I must admit I’d just laugh at ‘hate’ comments and ban the losers. Life’s too short.
This article was actually coming at it from a traffic building point of view: Having few or no comments would put other people off, so don’t show how new you are….
Comments are important. Don’t switch it off! They not only create a community but increase traffic.
Comments tell me when I have said something interesting or provocative. If you don’t want comments just go private viewing. We gain our readers one at a time. Not everyone wants to join right away.
That is some strange advice. While there may be some decent reasons to not have comments on blogs, that certainly isn’t one of them.
Chris,
You’re not talking about SEOMoz’s 21 tactics, are you?
If so I think Rand was mainly talking about the optimization of corporate blogs.
Interaction between the customer and the company is useful but most corporate blogs seem to be only used for SEO or news-update purposes and very seldom for directly reaching out to customers.

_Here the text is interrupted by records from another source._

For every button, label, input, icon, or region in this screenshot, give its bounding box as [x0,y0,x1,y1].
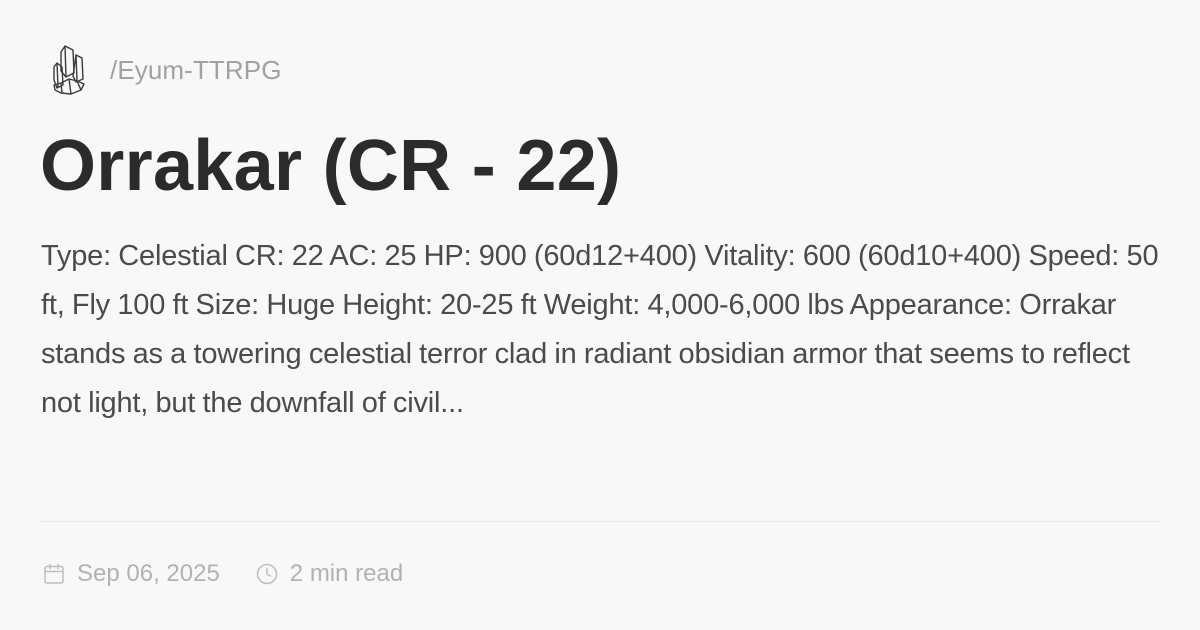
crystal-cluster-icon [46,42,92,98]
publish-date-text: Sep 06, 2025 [77,560,220,587]
reading-time: 2 min read [255,560,403,588]
reading-time-text: 2 min read [289,560,404,587]
publish-date: Sep 06, 2025 [42,560,220,588]
divider [40,521,1160,522]
site-name-link[interactable]: /Eyum-TTRPG [110,55,282,86]
site-header: /Eyum-TTRPG [46,40,282,100]
article-description: Type: Celestial CR: 22 AC: 25 HP: 900 (6… [41,240,1159,419]
article-title: Orrakar (CR - 22) [40,126,622,206]
calendar-icon [42,562,66,586]
article-meta: Sep 06, 2025 2 min read [42,556,403,592]
clock-icon [255,562,279,586]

I do also think that keeping comments open for anything other than a corporate blog is quite important for interaction, regardless of the traffic level..
Possibly Maki
I thought it would be a good conversation piece
He may be right, but I don’t go for the explanation - a low comment level doesn’t put me off a blog, but I agree that there are some blog styles that don’t need comments.
Some blogs go well without comments - forces people to leave trackbacks - which in turn forces people to write on their blogs about you to start discussions.
I totally agree with you Chris . While starting a blog , they enable us to get the conservation or a debate going which can be quite useful .
I think comments are pertinent and if the comments are constructive, or offer other ways of looking at things - can only enhance the authors’ articles. I’m not put off when people don’t comment - my ego is just fine where it is.
I disagree with many who have commented here. While I had never before thought about switching off my comments, I realize that a few of my blogs do not lend themselves to comments, while others do. Whether this is a good idea or not depends on the nature of the blog.
Cheers guys, some good thoughts from both sides of the argument, which makes for good reading for me.
I do agree that some blogs can run without comments, but I wouldn’t like a brand new blogger to stumble across the tip and think it’s a hot one for generating traffic. You have to be a damn good writer for your posts alone to drive traffic without interaction, and 9/10 new bloggers aren’t that good-myself included.
Other than the companies that use their blogs as an announcement board, I don’t see why anyone should turn off comment in their blogs.